Foreman’s burly grimaces = ponga la férrea aqui
Foreman’s burly grin = éso, cabron!
Foreman’s foreplay: drafted maps,
provisional timetables coffee stained and folded
on the nightstand by the metal bed
A Body in Labor
is a verb composed entirely of contracts
You grandmother giggling:
Some of us got caught
A Body in Labor is a translator
busy loading scrap metal into waiting cars
28 lbs at a time
assembly line dancing
whistling lunch pail
your immigrant grandfather
Now you are being directed to a site of authentication.
I is no I there.
Translation demands consistency
Whatever you say on a satellite phone
will be mimed by the planets in slow motion
afterwards for years.
Repetition and recollection:
the same movement but in opposite directions
Baron Hungerford (who wasn’t really a baron, in the traditional sense of the word)

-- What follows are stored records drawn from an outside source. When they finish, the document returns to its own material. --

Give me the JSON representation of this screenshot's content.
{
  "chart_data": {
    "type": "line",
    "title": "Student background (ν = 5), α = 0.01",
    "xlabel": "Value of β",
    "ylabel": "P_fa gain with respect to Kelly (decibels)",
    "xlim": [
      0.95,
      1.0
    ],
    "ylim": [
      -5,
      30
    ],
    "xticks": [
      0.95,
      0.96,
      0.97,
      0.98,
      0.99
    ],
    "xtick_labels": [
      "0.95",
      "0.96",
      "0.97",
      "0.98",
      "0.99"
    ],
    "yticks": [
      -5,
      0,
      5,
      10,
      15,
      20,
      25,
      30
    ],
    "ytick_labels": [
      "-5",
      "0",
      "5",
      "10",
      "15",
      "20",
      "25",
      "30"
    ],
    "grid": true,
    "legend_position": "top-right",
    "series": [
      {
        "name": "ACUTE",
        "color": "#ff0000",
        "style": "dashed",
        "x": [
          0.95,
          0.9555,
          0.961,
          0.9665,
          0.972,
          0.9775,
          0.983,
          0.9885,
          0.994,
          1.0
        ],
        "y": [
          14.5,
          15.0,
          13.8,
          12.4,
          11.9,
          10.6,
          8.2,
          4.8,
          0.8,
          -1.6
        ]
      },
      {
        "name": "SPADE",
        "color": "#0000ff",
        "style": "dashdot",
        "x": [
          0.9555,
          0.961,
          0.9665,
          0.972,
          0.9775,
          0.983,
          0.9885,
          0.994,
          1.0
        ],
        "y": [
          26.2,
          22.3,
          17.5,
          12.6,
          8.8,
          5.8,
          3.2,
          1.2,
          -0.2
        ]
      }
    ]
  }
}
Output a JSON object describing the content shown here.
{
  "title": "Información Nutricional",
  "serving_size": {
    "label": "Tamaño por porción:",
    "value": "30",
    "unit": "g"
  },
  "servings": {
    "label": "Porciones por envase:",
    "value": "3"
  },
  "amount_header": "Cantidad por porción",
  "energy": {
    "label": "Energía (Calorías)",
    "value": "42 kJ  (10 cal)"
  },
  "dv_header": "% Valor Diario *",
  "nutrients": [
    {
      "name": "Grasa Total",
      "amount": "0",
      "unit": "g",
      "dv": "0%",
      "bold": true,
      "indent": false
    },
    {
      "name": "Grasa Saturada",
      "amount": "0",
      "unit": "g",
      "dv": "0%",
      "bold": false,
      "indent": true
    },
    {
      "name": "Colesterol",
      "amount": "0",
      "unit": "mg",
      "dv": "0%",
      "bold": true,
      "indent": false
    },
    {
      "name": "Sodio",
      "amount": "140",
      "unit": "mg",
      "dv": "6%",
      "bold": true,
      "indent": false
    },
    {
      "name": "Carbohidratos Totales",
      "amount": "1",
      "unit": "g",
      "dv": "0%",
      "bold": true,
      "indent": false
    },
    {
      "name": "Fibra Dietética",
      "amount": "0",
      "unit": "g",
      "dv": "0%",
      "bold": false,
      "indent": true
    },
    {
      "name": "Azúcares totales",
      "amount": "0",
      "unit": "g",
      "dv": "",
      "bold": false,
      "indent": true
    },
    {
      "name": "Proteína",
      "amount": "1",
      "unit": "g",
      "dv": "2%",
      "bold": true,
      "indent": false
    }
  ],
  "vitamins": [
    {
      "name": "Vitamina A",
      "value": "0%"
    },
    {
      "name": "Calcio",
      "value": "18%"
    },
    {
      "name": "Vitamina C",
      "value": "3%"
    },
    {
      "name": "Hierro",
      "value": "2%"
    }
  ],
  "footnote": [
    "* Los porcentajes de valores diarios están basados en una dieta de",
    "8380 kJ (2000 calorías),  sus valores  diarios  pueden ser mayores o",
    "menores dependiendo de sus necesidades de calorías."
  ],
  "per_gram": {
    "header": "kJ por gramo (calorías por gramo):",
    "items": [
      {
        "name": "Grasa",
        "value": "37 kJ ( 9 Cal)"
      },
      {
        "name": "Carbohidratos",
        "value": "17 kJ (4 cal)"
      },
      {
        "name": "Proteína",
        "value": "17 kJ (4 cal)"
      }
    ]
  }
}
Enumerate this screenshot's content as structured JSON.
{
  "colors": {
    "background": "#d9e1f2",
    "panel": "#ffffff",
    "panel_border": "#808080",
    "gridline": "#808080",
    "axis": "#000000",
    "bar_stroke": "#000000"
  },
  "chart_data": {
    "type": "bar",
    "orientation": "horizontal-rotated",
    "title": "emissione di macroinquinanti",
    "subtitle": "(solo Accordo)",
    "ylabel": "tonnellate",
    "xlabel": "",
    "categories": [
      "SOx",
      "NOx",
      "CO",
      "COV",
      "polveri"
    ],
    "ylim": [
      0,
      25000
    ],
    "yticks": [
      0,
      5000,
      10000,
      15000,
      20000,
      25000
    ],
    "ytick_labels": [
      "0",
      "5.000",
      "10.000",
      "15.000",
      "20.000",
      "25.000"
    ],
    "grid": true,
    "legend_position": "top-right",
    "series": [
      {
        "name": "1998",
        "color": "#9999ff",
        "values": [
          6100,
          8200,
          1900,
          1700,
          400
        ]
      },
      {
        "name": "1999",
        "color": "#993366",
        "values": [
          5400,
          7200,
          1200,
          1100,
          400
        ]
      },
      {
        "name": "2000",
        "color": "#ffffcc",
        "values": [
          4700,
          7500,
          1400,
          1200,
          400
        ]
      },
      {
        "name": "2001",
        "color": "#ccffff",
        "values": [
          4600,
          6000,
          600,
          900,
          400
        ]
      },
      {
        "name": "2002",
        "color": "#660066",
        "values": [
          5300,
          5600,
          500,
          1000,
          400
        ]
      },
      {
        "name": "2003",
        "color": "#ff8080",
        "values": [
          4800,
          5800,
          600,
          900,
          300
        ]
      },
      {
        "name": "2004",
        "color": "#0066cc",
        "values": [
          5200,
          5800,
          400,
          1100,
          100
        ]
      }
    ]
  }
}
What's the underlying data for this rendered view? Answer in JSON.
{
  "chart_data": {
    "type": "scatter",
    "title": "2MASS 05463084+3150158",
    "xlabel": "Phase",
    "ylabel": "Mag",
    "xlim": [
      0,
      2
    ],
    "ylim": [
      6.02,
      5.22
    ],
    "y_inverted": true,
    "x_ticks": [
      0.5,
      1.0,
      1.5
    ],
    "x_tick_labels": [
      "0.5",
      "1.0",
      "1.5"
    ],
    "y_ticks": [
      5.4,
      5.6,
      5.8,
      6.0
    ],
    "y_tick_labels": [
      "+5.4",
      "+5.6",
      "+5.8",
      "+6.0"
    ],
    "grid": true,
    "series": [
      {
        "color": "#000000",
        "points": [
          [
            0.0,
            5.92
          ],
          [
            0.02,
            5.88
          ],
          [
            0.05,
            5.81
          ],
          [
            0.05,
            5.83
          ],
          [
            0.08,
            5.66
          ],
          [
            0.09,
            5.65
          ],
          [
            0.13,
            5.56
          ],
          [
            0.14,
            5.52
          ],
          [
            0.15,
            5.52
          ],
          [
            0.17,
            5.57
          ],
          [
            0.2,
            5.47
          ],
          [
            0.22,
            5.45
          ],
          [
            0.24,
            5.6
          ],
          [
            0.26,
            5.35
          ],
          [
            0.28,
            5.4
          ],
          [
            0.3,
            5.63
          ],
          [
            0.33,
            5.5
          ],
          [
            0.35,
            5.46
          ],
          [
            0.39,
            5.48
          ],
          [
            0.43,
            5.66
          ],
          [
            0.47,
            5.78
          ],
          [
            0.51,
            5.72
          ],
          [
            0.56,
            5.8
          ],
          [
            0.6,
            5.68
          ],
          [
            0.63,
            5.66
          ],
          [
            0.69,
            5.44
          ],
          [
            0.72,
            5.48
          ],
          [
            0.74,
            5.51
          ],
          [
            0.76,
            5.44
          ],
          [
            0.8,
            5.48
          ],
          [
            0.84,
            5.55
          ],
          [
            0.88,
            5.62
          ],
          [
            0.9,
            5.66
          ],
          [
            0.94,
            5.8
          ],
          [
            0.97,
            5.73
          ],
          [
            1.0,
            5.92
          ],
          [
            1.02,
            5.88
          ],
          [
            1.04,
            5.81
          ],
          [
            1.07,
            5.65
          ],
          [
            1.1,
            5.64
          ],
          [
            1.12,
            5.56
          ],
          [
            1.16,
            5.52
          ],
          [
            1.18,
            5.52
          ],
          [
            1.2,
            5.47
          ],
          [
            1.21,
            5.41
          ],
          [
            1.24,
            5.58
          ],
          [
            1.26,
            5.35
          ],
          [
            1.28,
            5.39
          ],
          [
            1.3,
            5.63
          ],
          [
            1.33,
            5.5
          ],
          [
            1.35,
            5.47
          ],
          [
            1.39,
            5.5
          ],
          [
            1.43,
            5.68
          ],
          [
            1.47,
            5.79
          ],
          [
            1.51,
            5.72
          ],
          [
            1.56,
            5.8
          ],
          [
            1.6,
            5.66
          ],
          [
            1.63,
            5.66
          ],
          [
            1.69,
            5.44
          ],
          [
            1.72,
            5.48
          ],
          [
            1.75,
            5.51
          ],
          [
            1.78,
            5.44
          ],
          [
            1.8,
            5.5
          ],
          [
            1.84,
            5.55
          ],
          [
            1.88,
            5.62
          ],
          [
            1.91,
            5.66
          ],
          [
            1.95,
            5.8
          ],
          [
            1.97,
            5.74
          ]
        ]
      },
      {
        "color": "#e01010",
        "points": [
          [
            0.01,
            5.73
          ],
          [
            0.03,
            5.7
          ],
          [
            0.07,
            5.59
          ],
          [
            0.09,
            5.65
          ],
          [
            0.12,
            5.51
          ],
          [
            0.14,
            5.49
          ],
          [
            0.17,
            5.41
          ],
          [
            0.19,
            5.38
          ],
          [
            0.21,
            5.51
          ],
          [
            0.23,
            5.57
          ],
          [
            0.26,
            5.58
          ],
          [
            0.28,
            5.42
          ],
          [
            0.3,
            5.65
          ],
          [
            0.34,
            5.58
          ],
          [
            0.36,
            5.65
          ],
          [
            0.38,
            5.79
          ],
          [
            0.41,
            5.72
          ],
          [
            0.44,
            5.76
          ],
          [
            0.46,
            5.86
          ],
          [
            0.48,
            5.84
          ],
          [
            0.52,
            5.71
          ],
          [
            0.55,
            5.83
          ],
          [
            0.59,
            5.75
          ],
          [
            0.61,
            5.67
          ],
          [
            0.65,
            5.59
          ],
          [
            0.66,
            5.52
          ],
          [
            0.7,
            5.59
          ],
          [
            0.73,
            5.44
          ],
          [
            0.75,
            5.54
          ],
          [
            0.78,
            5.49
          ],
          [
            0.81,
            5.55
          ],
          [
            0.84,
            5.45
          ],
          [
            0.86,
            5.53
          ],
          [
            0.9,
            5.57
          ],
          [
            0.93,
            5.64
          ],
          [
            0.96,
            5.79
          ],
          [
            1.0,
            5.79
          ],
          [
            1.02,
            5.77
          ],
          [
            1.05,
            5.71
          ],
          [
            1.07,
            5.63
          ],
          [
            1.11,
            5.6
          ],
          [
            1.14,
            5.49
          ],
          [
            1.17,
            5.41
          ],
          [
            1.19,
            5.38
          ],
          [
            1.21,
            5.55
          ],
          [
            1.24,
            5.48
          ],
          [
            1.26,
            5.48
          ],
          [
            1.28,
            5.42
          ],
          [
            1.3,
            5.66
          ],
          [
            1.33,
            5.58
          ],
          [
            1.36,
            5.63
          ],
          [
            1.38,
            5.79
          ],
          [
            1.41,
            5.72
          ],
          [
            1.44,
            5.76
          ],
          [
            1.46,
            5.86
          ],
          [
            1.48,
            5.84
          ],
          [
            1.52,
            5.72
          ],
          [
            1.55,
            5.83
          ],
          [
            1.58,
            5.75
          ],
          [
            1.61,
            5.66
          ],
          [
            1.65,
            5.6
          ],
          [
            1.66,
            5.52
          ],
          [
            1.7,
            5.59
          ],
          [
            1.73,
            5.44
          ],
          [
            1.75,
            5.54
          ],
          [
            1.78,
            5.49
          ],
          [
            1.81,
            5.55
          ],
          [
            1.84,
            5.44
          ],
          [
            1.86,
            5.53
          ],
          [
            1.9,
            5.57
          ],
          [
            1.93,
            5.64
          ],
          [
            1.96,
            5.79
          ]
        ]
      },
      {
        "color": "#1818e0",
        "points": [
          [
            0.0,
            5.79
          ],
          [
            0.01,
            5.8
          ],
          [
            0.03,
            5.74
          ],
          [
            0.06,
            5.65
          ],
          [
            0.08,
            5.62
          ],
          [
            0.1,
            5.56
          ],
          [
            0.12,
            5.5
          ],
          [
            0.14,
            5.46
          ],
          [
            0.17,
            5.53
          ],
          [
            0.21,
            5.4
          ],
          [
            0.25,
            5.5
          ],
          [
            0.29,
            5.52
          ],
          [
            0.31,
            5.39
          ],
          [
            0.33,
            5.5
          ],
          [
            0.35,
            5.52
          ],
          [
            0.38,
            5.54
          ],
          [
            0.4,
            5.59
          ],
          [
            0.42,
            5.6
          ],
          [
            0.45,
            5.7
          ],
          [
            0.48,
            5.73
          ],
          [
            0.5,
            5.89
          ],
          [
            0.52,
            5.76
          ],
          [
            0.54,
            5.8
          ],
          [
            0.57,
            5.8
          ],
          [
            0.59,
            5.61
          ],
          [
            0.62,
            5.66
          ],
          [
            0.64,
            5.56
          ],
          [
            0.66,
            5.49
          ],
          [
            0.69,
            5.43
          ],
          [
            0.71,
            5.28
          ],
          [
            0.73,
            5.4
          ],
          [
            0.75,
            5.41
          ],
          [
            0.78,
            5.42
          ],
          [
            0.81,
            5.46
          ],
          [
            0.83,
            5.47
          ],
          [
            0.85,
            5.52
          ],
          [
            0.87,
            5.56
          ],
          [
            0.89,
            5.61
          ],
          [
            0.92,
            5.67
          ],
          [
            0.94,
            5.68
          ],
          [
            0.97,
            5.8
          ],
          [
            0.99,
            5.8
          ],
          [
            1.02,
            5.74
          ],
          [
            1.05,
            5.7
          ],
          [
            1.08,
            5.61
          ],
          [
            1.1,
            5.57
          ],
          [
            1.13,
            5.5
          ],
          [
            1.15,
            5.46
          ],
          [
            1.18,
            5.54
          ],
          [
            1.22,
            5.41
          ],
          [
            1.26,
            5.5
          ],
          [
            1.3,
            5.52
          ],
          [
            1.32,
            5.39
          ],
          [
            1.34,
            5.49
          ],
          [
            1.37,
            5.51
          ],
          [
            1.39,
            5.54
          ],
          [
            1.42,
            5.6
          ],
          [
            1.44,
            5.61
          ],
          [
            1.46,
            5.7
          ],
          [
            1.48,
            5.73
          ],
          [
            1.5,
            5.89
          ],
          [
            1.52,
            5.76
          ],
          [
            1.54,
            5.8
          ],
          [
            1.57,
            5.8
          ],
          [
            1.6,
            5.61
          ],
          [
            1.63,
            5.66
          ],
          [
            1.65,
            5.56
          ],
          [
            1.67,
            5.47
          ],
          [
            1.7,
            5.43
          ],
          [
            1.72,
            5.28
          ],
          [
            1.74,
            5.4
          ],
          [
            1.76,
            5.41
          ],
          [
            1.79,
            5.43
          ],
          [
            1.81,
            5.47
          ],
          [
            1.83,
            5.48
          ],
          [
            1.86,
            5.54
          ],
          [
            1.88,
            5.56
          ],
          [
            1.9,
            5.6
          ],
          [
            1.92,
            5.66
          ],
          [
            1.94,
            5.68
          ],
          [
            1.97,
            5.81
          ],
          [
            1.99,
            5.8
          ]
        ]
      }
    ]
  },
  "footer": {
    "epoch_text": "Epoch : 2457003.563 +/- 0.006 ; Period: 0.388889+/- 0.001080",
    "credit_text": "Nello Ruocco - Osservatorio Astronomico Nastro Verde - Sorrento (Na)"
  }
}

named the three insouciant towns Edna, Louise and Inez because his three
daughters stayed at home in France.
They never grew up.
one body in labor is equal to all other bodies in labor separate but equal
provided each body is laboring equally is producing equal
numbers of products
in any given interval.
Fatigue is a collapsing box
of temporary placeholders,
I is no I there
Pain derives its meaning from reference points
the seconds between contractions
the dry spots between water drops
little squeezes in between memoranda,
but as general, one doesn’t remember
Post is a great example of a reference point.
Love does not alter when it alteration finds.